Before the first bool is coded, all values of x are possible.
The coding of each bool restricts the possible values of x in
proportion to the probability of what is coded. If p1 is the
probability of the first bool being zero and a zero is coded, the
range of possible values of x is restricted to 0 <= x < p1. If a one
is coded, the range becomes p1 <= x < 1.
The coding continues by repeating the same idea. At every stage,
there is an interval a <= x < b of possible values of x. If p is the
probability of a zero being coded at this stage and a zero is coded,
the interval becomes a <= x < a + (p*(b-a)). If a one is coded, the
possible values of x are restricted to a + (p*(b-a)) <= x < b.
Assuming that only finitely many values are to be coded, after the
encoder has received the last bool, it can write as its output any
value x that lies in the final interval. VP8 simply writes the left
endpoint of the final interval. Consequently, the output it would
make if encoding were to stop at any time either increases or stays
the same as each bool is encoded.
Decoding parallels encoding. The decoder is presented with the
number x, which has only the initial restriction 0 <= x < 1. To
decode the first bool, the decoder is given the first probability p1.

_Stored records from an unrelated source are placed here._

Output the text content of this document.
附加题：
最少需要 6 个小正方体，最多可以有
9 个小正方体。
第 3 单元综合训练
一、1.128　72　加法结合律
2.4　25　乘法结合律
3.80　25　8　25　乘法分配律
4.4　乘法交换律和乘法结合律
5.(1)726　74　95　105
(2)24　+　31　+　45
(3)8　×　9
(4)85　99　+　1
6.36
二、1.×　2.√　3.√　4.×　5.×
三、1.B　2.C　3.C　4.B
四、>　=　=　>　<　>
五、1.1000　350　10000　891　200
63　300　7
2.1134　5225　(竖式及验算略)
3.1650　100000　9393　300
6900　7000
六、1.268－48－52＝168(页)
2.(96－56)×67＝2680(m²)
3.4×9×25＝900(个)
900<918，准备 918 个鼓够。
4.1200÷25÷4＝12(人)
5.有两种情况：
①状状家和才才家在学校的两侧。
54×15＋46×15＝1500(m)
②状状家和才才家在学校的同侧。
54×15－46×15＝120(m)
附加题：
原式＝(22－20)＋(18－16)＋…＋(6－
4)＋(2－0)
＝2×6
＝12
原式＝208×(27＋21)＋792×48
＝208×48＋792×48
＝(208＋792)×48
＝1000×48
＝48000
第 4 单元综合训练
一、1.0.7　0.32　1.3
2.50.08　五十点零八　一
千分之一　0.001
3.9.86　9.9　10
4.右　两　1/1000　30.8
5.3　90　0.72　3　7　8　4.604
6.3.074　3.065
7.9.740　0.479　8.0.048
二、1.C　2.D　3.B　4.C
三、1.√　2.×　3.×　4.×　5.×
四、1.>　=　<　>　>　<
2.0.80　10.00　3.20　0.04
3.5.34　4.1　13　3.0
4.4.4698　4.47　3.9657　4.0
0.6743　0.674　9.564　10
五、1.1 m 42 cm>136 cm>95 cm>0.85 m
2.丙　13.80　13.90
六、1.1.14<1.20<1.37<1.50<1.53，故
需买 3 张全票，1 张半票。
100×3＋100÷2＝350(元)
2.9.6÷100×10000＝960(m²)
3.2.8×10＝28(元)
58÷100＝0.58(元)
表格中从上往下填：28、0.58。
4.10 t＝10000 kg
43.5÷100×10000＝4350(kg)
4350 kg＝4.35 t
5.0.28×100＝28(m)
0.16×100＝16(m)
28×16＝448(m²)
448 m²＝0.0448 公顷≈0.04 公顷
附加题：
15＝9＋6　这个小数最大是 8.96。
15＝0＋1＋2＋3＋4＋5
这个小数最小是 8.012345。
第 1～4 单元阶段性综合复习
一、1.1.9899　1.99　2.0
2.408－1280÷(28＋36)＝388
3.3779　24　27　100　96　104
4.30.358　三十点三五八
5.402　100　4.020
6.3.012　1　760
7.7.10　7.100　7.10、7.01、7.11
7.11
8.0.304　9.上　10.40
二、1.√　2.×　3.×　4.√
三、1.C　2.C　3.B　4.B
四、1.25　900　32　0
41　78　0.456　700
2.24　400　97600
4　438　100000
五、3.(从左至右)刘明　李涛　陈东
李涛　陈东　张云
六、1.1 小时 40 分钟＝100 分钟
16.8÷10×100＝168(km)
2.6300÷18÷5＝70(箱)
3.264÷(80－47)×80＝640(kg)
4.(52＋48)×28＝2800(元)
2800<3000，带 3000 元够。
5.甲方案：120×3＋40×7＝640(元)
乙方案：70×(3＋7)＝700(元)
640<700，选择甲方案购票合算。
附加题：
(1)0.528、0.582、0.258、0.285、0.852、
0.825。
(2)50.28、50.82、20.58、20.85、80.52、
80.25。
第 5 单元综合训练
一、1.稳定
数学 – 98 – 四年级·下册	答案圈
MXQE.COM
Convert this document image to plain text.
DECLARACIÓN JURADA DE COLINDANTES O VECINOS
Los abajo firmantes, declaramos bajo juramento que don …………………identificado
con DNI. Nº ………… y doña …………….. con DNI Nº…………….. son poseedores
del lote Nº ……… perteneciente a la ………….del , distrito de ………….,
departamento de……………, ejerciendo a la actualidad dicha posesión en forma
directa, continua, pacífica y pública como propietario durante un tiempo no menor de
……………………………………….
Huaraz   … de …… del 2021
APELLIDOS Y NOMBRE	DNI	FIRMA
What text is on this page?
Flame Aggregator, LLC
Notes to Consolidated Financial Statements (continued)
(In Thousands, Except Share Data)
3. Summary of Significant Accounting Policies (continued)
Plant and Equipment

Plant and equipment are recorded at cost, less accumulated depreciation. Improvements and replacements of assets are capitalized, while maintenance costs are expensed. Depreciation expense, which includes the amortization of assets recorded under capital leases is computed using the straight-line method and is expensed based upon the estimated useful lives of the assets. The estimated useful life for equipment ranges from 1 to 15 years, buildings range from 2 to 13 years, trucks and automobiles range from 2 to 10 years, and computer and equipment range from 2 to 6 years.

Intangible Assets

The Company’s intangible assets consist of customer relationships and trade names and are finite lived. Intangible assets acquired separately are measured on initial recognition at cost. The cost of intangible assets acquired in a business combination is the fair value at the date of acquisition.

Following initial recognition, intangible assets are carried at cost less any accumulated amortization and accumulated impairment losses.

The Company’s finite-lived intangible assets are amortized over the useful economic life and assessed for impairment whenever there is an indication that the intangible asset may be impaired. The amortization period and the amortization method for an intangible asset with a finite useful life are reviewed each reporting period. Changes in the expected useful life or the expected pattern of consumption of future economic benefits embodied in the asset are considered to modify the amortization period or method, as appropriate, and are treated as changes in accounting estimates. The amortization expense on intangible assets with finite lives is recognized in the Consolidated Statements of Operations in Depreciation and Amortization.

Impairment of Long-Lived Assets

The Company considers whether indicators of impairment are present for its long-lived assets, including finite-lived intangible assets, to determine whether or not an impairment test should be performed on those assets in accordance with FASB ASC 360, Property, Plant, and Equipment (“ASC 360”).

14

If x < p1, a zero is decoded; if x >= p1, a one is decoded. In
either case, the new restriction on x -- that is, the interval of
possible values of x -- is remembered.
Decoding continues in exactly the same way: If a <= x < b is the
current interval and we are to decode a bool with zero-probability p,
we return a zero if a <= x < a + (p*(b-a)) and a one if a + (p*(b-a))
<= x < b. In either case, the new restriction is remembered in
preparation for decoding the next bool.
The process outlined above uses real numbers of infinite precision to
express the probabilities and ranges. It is true that, if one could
actualize this process and coded a large number of bools whose
supplied probabilities matched their value distributions, the
datarate achieved would approach the theoretical minimum as the
number of bools encoded increased.
Unfortunately, computers operate at finite precision, and an
approximation to the theoretically perfect process described above is
necessary. Such approximation increases the datarate but, at quite
moderate precision and for a wide variety of data sets, this increase
is negligible.
The only conceptual limitations are, first, that coder probabilities
must be expressed at finite precision and, second, that the decoder
be able to detect each individual modification to the value interval
via examination of a fixed amount of input. As a practical matter,
many of the implementation details stem from the fact that the coder
can function using only a small "window" to incrementally read or
write the arbitrarily precise number x.